I've been thinking about putting all the above in writing for awhile now, just didn't know how. And now you have it. Plus I think we shoud have a practice with yoga. So low and behold, to my utter amazement, I was reading my USARS magazine and they had a special on BOTH! What?!? Right? What are the odds? They featured an article by Clara Nipper called Yoga for Derby GIrls (pg. 11), on the "yin and yang" that make roller derby and yoga. Consider it. A few pages later (pg. 16) they had the Handy Index of Excuses by Bunnie Low-Browski from her Everybody Loves Bunny blogspot. Here it is for those of you who do not read your USARS magazine:
Handy Index of Excuses
Ever feel like giving up? Is derby too hard today? Is this drill killing you? No, you're just getting started. When those thoughts creep in just remember- you can change everything by changing your mind. If you believe it, it's already the truth. So go ahead and try it out. Next time you start to feel like you should just coast off to the side and maybe sit down for a second, maybe take a breather... check this "Handy Index of Excuses" and follow the prescription.
Play smarter. Take big, deep breaths. And, stop whining, everyone is tired! This is roller derby!
-I need water.
Yeah. And are you going to die of thirst before this drill is over? Think about kids in Haiti. Maybe they're thirsty too. But do they stop in the middle of drills to go get water? No. No, they don't.
-I'm gonna PUKE!
Cool man, trash can is right over there. Remember to hydrate and get right back in, we need a jammer.
-I need to stretch.
OK. In fact, why don't we all just stretch? And we'll take off our skates and get mats. We can put on Moby and we'll call it Yoga...no, but really though. Stretch what you need to stretch. But do it with the quickness, we're down a man.
-I'm having an off day.
Oh yeah? I'm having an "off" life. That's the reason I play derby. This is your time off from everything else. So whatever is on your mind, get over it and get in the game.
-I have a headache/cold sore/runny nose/stomach virus/ halitosis/backache/sore throat/etc.
So, are you in or out? Because, if you're in, you're going to have to let that all fade into the nether regions of your gigantic brain.
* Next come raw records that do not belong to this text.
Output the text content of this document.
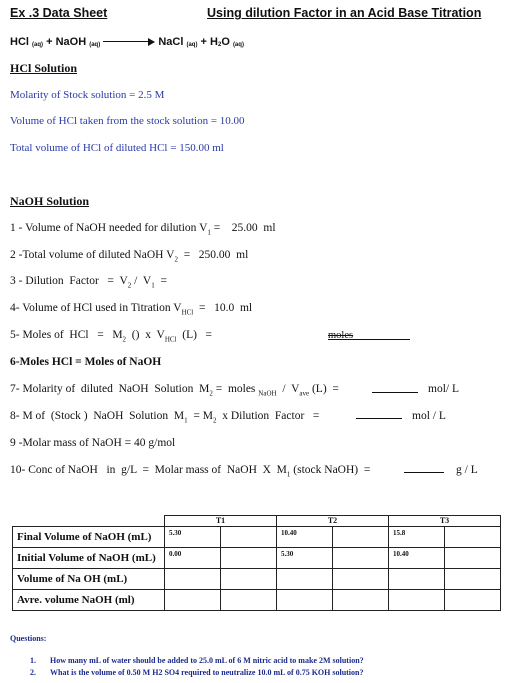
Ex .3 Data Sheet	Using dilution Factor in an Acid Base Titration
HCl $_{(aq)}$ + NaOH $_{(aq)}$	NaCl $_{(aq)} + H_2O$ $_{(aq)}$
HCl Solution
Molarity of Stock solution = 2.5 M
Volume of HCl taken from the stock solution = 10.00
Total volume of HCl of diluted HCl = 150.00 ml
NaOH Solution
1 - Volume of NaOH needed for dilution $V_1$ =    25.00  ml
2 -Total volume of diluted NaOH $V_2 = 250.00$  ml
3 - Dilution  Factor   =  $V_2 / V_1$  =
4- Volume of HCl used in Titration $V_{HCl} = 10.0$  ml
5- Moles of  HCl   =   $M_2$  ()  x  $V_{HCl}$  (L)   =	moles
6-Moles HCl = Moles of NaOH
7- Molarity of  diluted  NaOH  Solution  $M_2$ =  moles $_{NaOH} / V_{ave}$ (L)  =	mol/ L
8- M of  (Stock )  NaOH  Solution  $M_1 = M_2$  x Dilution  Factor   =	mol / L
9 -Molar mass of NaOH = 40 g/mol
10- Conc of NaOH   in  g/L  =  Molar mass of  NaOH  X  $M_1$ (stock NaOH)  =	g / L
	T1		T2		T3	
Final Volume of NaOH (mL)	5.30		10.40		15.8	
Initial Volume of NaOH (mL)	0.00		5.30		10.40	
Volume of Na OH (mL)						
Avre. volume NaOH (ml)						
Questions:
1. How many mL of water should be added to 25.0 mL of 6 M nitric acid to make 2M solution?
2. What is the volume of 0.50 M H2 SO4 required to neutralize 10.0 mL of 0.75 KOH solution?
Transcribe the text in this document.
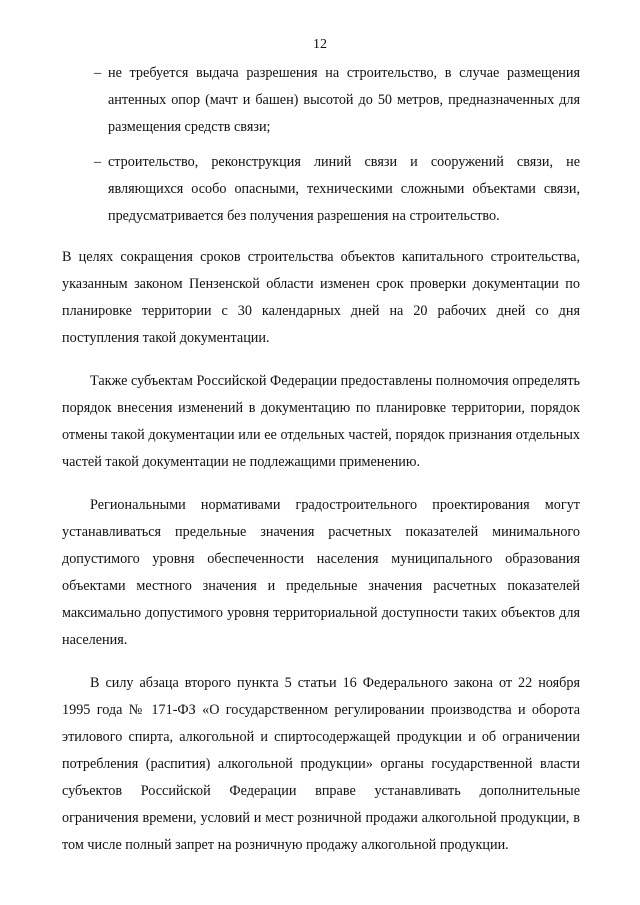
12
– не требуется выдача разрешения на строительство, в случае размещения антенных опор (мачт и башен) высотой до 50 метров, предназначенных для размещения средств связи;
– строительство, реконструкция линий связи и сооружений связи, не являющихся особо опасными, техническими сложными объектами связи, предусматривается без получения разрешения на строительство.

В целях сокращения сроков строительства объектов капитального строительства, указанным законом Пензенской области изменен срок проверки документации по планировке территории с 30 календарных дней на 20 рабочих дней со дня поступления такой документации.

Также субъектам Российской Федерации предоставлены полномочия определять порядок внесения изменений в документацию по планировке территории, порядок отмены такой документации или ее отдельных частей, порядок признания отдельных частей такой документации не подлежащими применению.

Региональными нормативами градостроительного проектирования могут устанавливаться предельные значения расчетных показателей минимального допустимого уровня обеспеченности населения муниципального образования объектами местного значения и предельные значения расчетных показателей максимально допустимого уровня территориальной доступности таких объектов для населения.

В силу абзаца второго пункта 5 статьи 16 Федерального закона от 22 ноября 1995 года № 171-ФЗ «О государственном регулировании производства и оборота этилового спирта, алкогольной и спиртосодержащей продукции и об ограничении потребления (распития) алкогольной продукции» органы государственной власти субъектов Российской Федерации вправе устанавливать дополнительные ограничения времени, условий и мест розничной продажи алкогольной продукции, в том числе полный запрет на розничную продажу алкогольной продукции.
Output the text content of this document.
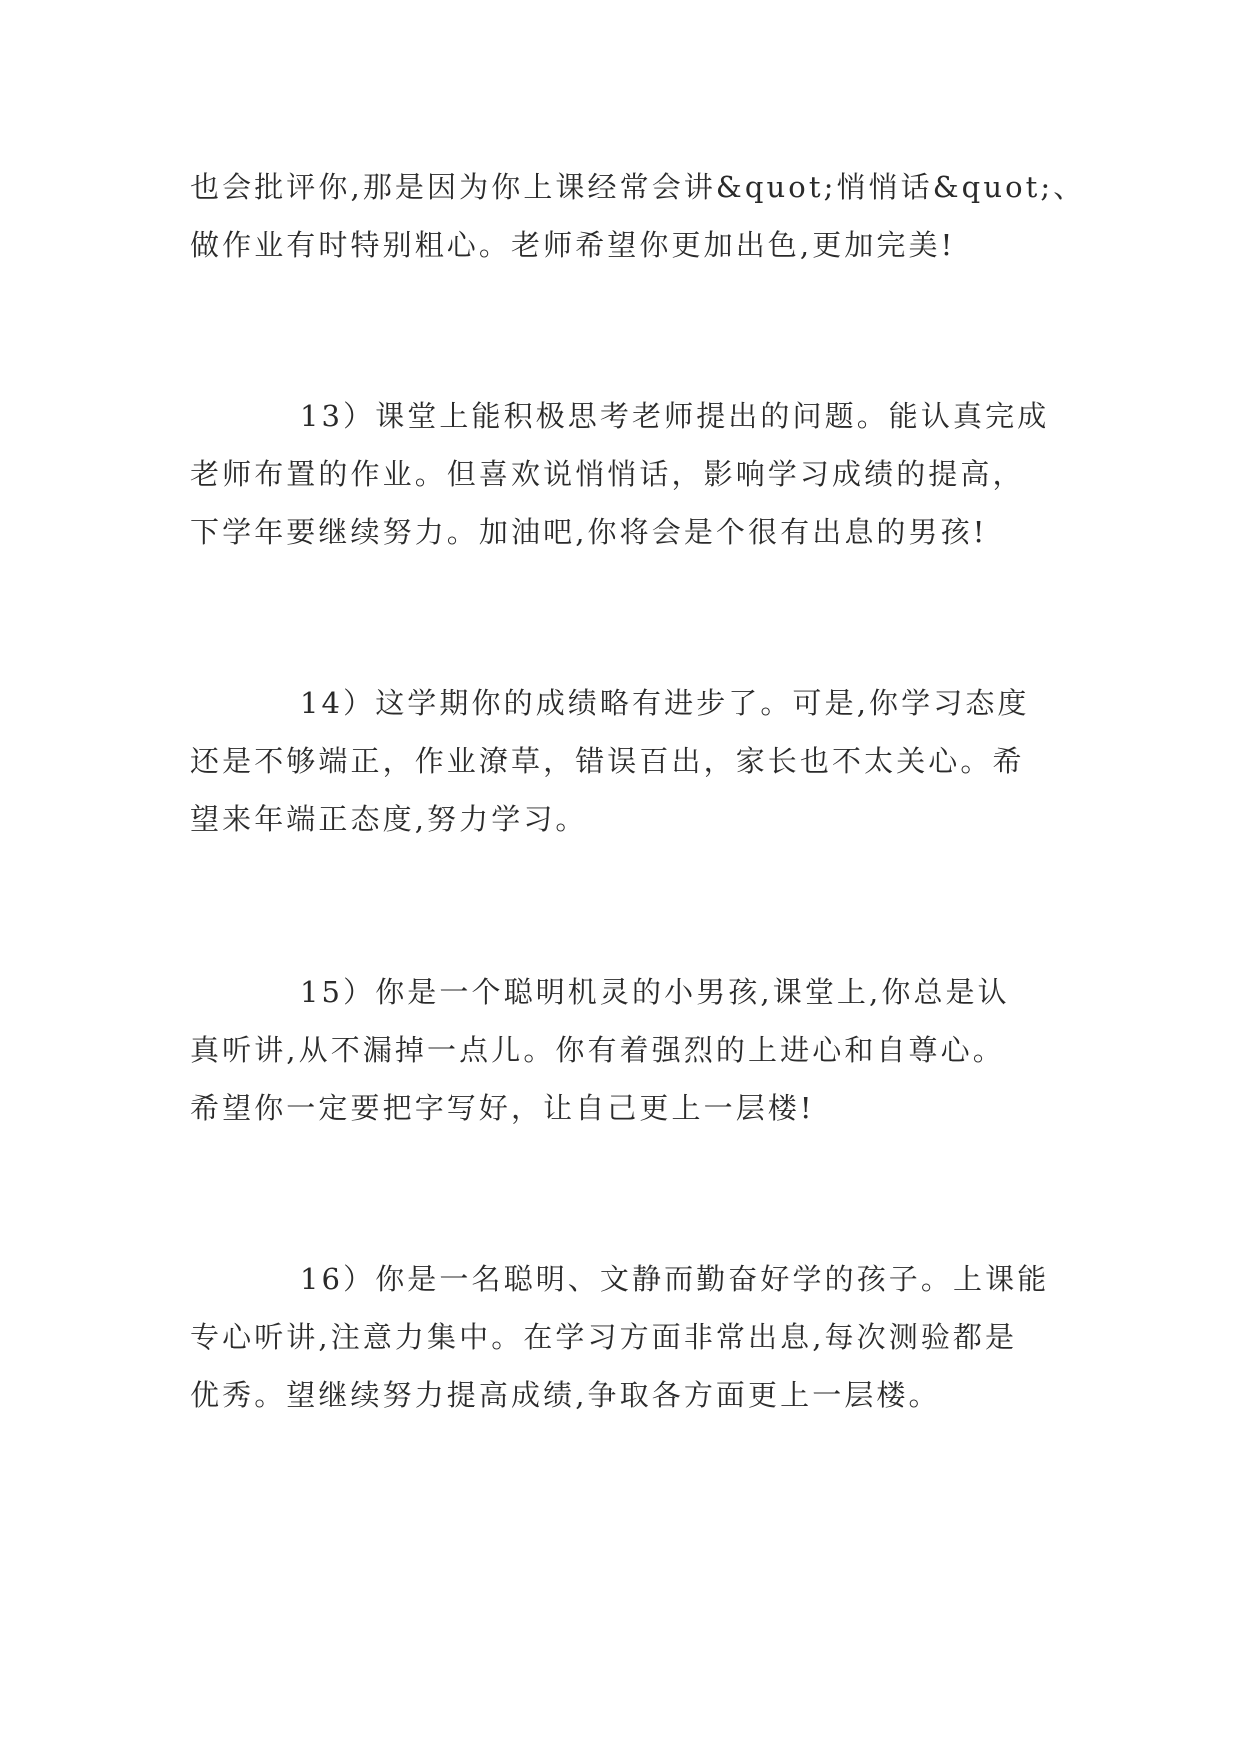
也会批评你,那是因为你上课经常会讲&quot;悄悄话&quot;、
做作业有时特别粗心。老师希望你更加出色,更加完美!
13）课堂上能积极思考老师提出的问题。能认真完成
老师布置的作业。但喜欢说悄悄话，影响学习成绩的提高，
下学年要继续努力。加油吧,你将会是个很有出息的男孩!
14）这学期你的成绩略有进步了。可是,你学习态度
还是不够端正，作业潦草，错误百出，家长也不太关心。希
望来年端正态度,努力学习。
15）你是一个聪明机灵的小男孩,课堂上,你总是认
真听讲,从不漏掉一点儿。你有着强烈的上进心和自尊心。
希望你一定要把字写好，让自己更上一层楼!
16）你是一名聪明、文静而勤奋好学的孩子。上课能
专心听讲,注意力集中。在学习方面非常出息,每次测验都是
优秀。望继续努力提高成绩,争取各方面更上一层楼。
You can do anything you want; even with your runny nose. And Hydrate!
-I have the flu.
GO home! NOW! Before you get us all sick! You are crazy!! ...but I dig the commitment, dude. Next time, call in.
-I'm too weak. I'm out of shape. My endurance is lacking.
Wonder why? Here's a news flash- building your endurance and strength actually! (Literally!) Physically! HURTS! But don't worry: it won't hurt as bad next time.
-I'm too slow.
Look at the big picture. Maybe today you're falling behind the pack. Maybe today you didn't make 25 in five, but this is only the beginning. Get to speed skating practices and keep focused on the goal. Work on your stride and form, and show some hustle. You'll never get faster if you stop.
-I'm too big. I'm too small.
Don't drink the Kool-Aid. Roller derby is for every body type. Find the strengths in being big or small. Find a favorite player who looks like your body double. Watch how they use their size to the good....then, do that.
-....I'll never make a roster.
Not with that attitude. Decide not to give in to excuses. You should know by now there are no good ones. You either do or you don't. So put your mouth guard in, and go knock someone down!